Looking forward to winter

On-the-books occupancy as of July 31, 2022 for the coming months of November through January is down 4.9 percent compared to this time last year, with only January showing an uptick at this time and the other two months showing declines.

Despite this decrease, ADR is up (and continues upward) by 8.2 percent compared to last year at this time. Compared to two years ago (the pandemic season of 2020-21), occupancy is up 55 percent and ADR is up considerably, at 41.1 percent. Looking at the pre-pandemic booking period of 2019-20 winter, occupancy is down 2.9 percent with ADR showing strength, up 35.6 percent.
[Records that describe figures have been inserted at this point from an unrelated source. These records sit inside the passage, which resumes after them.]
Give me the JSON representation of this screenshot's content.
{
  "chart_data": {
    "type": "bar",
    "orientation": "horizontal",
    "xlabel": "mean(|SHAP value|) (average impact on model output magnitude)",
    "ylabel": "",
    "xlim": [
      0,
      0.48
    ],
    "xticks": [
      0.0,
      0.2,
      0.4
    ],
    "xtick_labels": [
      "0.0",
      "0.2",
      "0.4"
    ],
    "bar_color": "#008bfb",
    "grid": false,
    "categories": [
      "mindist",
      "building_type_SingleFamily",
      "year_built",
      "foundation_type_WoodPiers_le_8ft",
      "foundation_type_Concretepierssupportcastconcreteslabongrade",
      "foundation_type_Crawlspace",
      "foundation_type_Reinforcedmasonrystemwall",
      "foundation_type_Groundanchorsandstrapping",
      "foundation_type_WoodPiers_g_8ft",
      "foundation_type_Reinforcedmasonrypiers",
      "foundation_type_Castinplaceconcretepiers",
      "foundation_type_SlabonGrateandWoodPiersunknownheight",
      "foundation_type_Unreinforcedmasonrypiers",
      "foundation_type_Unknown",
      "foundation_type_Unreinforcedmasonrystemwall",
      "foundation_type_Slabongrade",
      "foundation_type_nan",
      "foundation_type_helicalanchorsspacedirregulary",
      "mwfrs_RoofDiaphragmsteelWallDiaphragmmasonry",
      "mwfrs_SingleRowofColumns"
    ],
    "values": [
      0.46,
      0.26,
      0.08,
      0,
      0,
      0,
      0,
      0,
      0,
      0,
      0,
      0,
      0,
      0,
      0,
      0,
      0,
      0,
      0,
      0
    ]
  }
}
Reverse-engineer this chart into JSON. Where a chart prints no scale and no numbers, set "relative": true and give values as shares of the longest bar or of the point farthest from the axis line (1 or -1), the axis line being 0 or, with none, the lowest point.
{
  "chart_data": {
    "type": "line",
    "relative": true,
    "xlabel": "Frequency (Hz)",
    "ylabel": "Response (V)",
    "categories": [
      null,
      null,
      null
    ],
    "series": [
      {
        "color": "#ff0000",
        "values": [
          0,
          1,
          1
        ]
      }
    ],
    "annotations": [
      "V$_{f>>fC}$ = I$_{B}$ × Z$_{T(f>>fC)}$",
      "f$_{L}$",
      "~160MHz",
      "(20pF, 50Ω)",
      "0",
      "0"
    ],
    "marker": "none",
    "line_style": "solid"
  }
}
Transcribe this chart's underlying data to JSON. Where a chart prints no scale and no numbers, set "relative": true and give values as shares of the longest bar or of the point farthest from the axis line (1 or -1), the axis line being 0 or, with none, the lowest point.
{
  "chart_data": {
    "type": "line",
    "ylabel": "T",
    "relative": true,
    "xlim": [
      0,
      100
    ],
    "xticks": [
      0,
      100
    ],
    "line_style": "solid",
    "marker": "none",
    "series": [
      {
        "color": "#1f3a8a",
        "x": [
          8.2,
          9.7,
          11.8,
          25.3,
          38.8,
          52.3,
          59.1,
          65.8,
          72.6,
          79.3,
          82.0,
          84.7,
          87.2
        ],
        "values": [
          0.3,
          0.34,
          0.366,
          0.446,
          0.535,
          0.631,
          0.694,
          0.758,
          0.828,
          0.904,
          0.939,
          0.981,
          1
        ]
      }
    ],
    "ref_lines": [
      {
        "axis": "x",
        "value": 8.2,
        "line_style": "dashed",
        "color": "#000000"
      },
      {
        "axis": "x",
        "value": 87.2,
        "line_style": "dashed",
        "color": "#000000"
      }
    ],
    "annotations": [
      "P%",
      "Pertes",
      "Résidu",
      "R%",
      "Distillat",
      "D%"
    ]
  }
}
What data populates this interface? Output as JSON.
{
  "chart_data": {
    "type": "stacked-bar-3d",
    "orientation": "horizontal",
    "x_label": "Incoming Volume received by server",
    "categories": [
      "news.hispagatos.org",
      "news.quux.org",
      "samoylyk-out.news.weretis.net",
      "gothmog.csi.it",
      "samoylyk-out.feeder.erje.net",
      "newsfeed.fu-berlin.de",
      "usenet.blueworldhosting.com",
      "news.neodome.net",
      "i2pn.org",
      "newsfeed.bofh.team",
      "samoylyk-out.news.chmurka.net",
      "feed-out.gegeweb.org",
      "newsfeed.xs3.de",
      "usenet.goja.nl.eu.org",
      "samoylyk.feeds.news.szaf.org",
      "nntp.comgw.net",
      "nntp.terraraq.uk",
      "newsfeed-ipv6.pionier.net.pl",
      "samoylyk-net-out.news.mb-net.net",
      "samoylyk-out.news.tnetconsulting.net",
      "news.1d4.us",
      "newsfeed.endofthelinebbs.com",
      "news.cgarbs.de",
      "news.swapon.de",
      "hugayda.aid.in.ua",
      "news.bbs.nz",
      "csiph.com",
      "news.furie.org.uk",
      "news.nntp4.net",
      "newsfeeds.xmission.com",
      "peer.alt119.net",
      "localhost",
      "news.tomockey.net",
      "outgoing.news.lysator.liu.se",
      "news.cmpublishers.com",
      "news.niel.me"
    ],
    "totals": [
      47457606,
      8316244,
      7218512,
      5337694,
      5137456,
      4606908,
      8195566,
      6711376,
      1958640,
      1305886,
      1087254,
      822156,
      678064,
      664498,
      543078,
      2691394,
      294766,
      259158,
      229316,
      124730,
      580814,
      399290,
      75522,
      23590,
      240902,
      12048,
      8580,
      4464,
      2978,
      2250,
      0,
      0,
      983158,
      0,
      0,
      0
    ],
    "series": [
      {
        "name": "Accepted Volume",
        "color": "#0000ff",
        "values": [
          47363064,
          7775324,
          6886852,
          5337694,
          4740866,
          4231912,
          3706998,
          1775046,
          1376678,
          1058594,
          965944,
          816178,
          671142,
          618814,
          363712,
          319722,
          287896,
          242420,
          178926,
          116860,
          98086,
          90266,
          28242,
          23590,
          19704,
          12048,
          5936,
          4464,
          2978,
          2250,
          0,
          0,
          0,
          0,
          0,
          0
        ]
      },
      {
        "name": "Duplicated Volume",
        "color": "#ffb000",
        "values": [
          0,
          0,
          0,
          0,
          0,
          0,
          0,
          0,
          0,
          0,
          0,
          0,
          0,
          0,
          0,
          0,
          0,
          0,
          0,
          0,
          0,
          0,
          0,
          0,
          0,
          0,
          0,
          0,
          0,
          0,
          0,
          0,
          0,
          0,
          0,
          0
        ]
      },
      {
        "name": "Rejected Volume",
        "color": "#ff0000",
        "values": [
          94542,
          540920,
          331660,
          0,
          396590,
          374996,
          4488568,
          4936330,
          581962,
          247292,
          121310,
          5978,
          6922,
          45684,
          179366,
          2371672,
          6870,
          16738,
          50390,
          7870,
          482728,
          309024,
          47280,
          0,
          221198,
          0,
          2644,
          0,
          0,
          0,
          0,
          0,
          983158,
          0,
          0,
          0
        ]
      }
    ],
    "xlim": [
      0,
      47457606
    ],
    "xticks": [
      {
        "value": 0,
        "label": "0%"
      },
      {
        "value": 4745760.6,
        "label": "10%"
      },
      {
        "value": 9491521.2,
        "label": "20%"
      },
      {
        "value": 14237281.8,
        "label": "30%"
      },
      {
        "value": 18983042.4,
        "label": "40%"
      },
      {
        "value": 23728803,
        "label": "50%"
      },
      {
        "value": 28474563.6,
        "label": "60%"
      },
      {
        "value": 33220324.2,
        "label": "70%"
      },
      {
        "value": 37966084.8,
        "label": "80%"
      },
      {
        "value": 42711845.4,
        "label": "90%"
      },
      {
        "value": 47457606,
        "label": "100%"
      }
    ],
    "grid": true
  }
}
Foley denoted optimism for the coming season, despite scheduling shifts and trending numbers. “Even at this early stage, a significant shift in how school breaks are scheduled this year is having a big impact on December bookings, with a lot of occupancy declines happening from mid-December through New Year’s Day,” he stated. “But December’s decreases are January’s gains, and the first few weeks of 2023 are looking very strong right now and likely to stay that way.”


More near term, Foley sees the summertime situation as a mixed bag. “While summer occupancy is lower than any time since 2014, those extraordinarily high rates are giving travel suppliers struggling with staffing issues a bit of a breather without having much, if any, impact on their bottom line. More affordable fall rates are moving some visitors into those months to help further bolster the shoulder season. However, the future of daily rates in the months ahead is uncertain as economic headwinds continue to blow for many households,” he concluded.